Well, this depends much on the conditions you start with, what we compare with, and also which yeast you have. If you for instance currently use a synthtetic medium e.g YNB, you can always make the yeast happier by adding yeast extract. If you get dense culture and come to a respiratory phase, commonly oxygen will be limiting, so better shaking or oxygenation will speed up growth. If you use a synthtic medium with ammonium as nitrogen source you may soon be limited by too low pH, meaning that a suitable buffer will increase growth rate. The possibilities are almost endless, I just mentioned a few. Good luck!
thanks for your response. I am working with s.cerevisiae and using YPD media.normally a noticeable yeast growth is observed after 12-16 hrs, i want to reduce this duration to as low as possible (say 3-4 hrs)
Then work on your preculture. There is no reason that you should have a long lag phase, or any lag at all, provided that you have a young growing preculture in same medium. A population growing in YPD, in the first respirofermentative phase, that is before glucose finnished, and not too small inoculum and you will see growth directly.

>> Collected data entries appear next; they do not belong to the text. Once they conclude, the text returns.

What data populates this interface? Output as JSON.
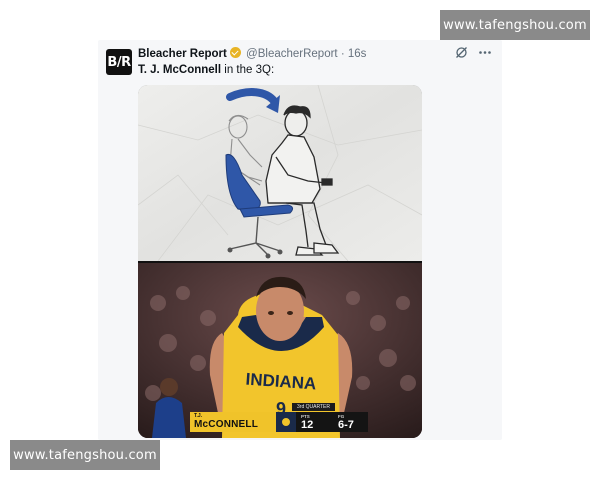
{
  "watermarks": {
    "top": "www.tafengshou.com",
    "bottom": "www.tafengshou.com"
  },
  "tweet": {
    "logo_text": "B/R",
    "author_name": "Bleacher Report",
    "handle": "@BleacherReport",
    "separator": "·",
    "time": "16s",
    "text_bold": "T. J. McConnell",
    "text_rest": " in the 3Q:"
  },
  "scorebug": {
    "player_first": "T.J.",
    "player_last": "McCONNELL",
    "quarter": "3rd QUARTER",
    "pts_label": "PTS",
    "pts_value": "12",
    "fg_label": "FG",
    "fg_value": "6-7"
  },
  "jersey": {
    "text": "INDIANA",
    "number": "9"
  },
  "icons": [
    "verified-badge-icon",
    "grok-icon",
    "more-options-icon",
    "curved-arrow-icon",
    "team-logo-icon"
  ],
  "colors": {
    "verified": "#e8b425",
    "pacers_gold": "#f0c32a",
    "chair_blue": "#2f57a8"
  }
}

YPD is quite a nutritionally rich medium, it is great for growing S. cerevisiae as well as any other species. However, in order to make your yeasts grow faster I tend to agree with Thomas, try working on your preculture. Also, you can try try to start your culture with a larger inoculum.
I am not sure whether it will work with S.cerevisiae since I've never tried growing that species in that way, but I believe it should play its part - namely you can add some glucose to the medium.
YPD is usually best rich media. That said, growth rate can decrease if certain amino acids are not present at optimal levels. Tryptophan can be sensitive to autoclaving, for instance, and you may need to supplement your media. Strains with auxotrophies may grow slightly faster and reach a more dense stationary phase when supplemented with amino acids. Supplement ade- strains with adenine for instance. Lag phase can be limited by outgrowth and using log-phase cells for the inoculum, but there is no way you will get faster than the 90 minutes or so optimal doubling rate of lab strains. That number is tied to the evolutionary history of S. cerevisiae and cannot be easily reduced by environment.